Die Frauen der Bibel sind seit langem in den (gendersensibilisierten, feministischen) wissenschaftlichen Blick geraten. Die Verfasserin, als Germanistin und Universitätstheologin ausgewiesen, geht systematisch aufs Ganze, sie liefert eine fast vollständige Darstellung aller biblischen Frauen, die literarisch wichtig wurden.
Die Vermutung wird deutlich ausgesprochen, daß die Behandlung der Frau in der Bibel perspektivisch (verengt, verzerrt) ist; männliche Autoren bestimmten, was geschrieben wurde ('patriarchalische Rezeption und Exegese'). Die Autorin sieht besonders im jahwistischen Bericht der Genesis (Gen 3) die asymmetrische Positionierung der Frau begründet. So sind allein zahlenmäßig Söhne sehr viel häufiger anzutreffen als Töchter. Das verhindert nicht, daß es große Frauen gibt: Eva, die Mutter aller Lebendigen (nicht behandelt wird Lilith, die in Goethes Faust mitspielt); die Matriarchinnen: Sarah, die ihren Ehemann mein Herr nennt (und ihn mit demselben Wort wie Gott bezeichnet: adonai), Hagar, die ' auf Gottes Geheiß als Alleinerziehende verstoßen ' zur Mutter aller Araber wird, die Frau Loths, die keinen Namen hat und für ihren Ungehorsam abgestraft wird. Rebekka, die ihren Ehemann Jakob betrügt, um ihrem Lieblingssohn Vorteile zu verschaffen und all die andern: Lea und Rahel, Dina, Tamar, die (böse) Frau des Potiphar. In ihr wird besonders die biblische Anthropologie der Frau greifbar: Sie ist das Sinnenwesen, das Männer gefährdet.

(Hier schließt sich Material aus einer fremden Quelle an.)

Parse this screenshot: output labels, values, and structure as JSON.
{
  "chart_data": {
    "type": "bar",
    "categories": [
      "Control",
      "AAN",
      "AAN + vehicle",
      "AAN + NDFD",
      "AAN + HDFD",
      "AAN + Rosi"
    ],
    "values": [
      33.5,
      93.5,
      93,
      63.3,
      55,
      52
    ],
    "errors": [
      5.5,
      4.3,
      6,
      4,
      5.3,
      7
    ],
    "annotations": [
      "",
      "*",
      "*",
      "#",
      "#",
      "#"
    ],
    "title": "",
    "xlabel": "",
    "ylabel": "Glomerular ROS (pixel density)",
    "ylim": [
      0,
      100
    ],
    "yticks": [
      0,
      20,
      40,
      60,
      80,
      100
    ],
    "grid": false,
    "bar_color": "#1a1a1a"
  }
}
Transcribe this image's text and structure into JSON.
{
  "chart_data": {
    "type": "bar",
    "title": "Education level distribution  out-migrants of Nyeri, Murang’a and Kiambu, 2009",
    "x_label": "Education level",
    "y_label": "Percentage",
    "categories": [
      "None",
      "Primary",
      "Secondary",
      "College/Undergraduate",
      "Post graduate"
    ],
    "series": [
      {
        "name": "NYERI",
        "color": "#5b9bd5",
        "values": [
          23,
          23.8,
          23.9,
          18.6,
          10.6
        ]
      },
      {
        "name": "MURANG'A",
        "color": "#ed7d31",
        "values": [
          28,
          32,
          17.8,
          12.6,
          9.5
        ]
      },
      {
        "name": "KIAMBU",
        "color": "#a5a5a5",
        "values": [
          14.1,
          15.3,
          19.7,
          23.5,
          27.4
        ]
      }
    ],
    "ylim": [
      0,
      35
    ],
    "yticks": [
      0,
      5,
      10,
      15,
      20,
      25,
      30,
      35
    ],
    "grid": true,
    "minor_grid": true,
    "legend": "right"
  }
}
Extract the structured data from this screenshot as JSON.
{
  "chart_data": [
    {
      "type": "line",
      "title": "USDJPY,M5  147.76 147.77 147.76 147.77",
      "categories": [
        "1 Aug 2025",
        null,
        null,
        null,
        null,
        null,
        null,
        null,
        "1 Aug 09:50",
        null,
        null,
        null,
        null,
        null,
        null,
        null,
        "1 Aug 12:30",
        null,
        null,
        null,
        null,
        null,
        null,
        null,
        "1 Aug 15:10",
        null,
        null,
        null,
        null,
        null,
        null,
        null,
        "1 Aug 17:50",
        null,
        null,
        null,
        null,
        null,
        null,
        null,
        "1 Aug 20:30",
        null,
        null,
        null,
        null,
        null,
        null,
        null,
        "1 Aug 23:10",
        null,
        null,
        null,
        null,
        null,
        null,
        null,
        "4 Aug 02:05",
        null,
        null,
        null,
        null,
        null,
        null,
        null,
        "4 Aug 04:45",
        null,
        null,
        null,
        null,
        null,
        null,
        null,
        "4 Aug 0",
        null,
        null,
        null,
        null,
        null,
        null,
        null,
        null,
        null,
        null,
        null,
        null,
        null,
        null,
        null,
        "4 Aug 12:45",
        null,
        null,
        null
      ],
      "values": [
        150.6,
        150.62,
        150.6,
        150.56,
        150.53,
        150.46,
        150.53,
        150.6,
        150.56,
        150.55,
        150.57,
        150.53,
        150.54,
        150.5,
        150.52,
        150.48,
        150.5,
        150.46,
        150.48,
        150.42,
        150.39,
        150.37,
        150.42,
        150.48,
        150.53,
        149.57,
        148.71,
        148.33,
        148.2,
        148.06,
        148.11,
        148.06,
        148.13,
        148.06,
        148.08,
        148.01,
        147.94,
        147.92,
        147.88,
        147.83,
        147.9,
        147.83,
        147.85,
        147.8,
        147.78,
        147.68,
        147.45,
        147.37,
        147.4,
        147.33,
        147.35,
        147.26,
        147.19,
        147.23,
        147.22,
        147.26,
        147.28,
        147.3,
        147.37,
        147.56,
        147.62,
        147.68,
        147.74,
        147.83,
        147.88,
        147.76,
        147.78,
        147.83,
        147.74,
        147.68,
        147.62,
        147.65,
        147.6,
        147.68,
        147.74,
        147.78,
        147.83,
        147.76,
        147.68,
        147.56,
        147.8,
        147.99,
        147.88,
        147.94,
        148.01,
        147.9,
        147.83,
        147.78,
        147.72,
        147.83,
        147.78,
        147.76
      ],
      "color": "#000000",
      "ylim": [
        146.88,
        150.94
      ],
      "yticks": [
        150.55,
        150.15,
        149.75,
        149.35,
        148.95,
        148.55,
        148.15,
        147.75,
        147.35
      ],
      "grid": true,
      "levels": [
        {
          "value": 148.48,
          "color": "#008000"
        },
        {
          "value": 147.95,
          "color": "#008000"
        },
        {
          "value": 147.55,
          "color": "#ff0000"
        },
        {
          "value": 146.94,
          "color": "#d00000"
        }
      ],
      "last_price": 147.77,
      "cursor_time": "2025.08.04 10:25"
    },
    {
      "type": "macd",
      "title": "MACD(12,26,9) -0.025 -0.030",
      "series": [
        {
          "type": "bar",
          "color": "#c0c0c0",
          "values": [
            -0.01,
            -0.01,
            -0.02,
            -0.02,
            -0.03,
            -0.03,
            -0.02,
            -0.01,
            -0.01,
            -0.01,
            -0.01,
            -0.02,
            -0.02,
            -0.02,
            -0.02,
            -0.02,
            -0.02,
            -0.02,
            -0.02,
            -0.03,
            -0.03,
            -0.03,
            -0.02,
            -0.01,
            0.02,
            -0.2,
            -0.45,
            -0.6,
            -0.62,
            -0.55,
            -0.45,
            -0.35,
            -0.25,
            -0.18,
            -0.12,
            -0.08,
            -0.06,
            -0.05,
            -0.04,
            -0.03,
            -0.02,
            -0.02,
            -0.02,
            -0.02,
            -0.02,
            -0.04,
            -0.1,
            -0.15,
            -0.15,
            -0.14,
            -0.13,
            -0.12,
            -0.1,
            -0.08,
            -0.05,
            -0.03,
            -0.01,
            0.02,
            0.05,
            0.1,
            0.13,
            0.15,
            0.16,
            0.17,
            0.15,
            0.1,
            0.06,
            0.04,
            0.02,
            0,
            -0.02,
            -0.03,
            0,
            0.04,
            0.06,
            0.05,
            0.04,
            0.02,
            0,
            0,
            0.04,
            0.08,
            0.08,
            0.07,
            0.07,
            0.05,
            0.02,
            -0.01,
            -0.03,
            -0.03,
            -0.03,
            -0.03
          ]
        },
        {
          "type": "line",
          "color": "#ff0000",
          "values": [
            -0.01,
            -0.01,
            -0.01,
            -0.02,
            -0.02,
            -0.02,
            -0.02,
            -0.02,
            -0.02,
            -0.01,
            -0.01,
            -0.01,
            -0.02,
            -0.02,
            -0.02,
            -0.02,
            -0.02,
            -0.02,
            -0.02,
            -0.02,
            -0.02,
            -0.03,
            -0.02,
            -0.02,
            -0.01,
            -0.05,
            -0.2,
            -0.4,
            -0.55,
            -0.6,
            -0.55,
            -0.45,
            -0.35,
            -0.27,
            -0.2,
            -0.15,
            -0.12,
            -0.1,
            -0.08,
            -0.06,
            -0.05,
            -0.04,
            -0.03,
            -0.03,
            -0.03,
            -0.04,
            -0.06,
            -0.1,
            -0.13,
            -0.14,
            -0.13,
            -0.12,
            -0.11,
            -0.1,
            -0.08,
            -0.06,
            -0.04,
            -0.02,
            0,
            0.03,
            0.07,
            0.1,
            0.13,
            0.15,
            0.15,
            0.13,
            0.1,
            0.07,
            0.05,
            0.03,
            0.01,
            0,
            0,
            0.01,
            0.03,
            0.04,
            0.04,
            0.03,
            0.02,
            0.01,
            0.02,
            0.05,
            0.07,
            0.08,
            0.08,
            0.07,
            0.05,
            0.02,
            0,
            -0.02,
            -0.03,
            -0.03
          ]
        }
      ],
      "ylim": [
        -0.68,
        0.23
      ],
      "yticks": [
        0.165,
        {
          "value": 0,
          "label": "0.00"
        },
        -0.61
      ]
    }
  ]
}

Frau Motté untersucht dann, streng am Text der Bibel entlanggehend, die Frauen zwischen Exodus und Landnahme: Mirjam, Zippora, Rahab, Deborah, Jiftachs Tochter, Delilah. Ein wichtiges Moment ist hier, daß manche Frau erst gar keinen Namen hat. Es folgen Frauen rund um das Königtum: Naomi und Ruth, die Ahnfrauen Davids, die weise Frau von En-Dor; die Frauen um David: Maacha, Michal, Abigajil, Bathseba (bei der nicht klar wird, ob sie verführt oder vom König mißbraucht wird). Jedenfalls führt ihre Geschichte zur Verfluchung Davids, das Schwert werde, wegen Ehebruchs und Mord, nimmermehr von seinem Hause weichen. Weiter: Abischag aus Schunem, die erste Altenpflegerin der Weltliteratur, Tamar, die sagenhafte Königin von Saba, die nur im islamischen Kontext einen Namen hat. Wichtig sind ganz ohne Frage die Frauen im Umkreis der Propheten: Isebel, die böse Lady Macbeth-Präfiguration, Susanna, Gomer. Nicht vergessen sind literarische Figuren und Sagengestalten wie Schulammith, die Frau Hiobs, Judith, Esther.
Die positivistische Vollständigkeit verlangt die Behandlung der Frauen des Neuen Testaments, an ihrer Spitze Maria, die Mutter Jesu, Herodias und Salome, Maria und Marta, die Tochter des Jairus, Veronika, die Frau am Weg nach Golgata, die Frau des Pilatus, Lydia und ihre Schwestern. Besonders intensiv wird Maria von Magdala untersucht, hier findet der Leser eine exemplarische Rezeptionsgeschichte.
Da und dort gewinnt die Darstellung handbuchartigen Charakter, umfangreiche Tabellen geben einen soliden Überblick ' ein Buch, das für viele Interessierte wichtig sein kann. Was man aber bei allem Respekt auch vor großen Namen (Lasker-Schüler, Roth, Feuchtwanger, Werfel, Heym, Fühmann, Hochhuth) sagen darf: eher arbeiten auf diesem Feld der Rezeption biblischer Motive poetae minores; die Qualität in der Behandlung biblischer Stoffe ist nicht der sonst auch so genannten Höhenkammliteratur vergleichbar.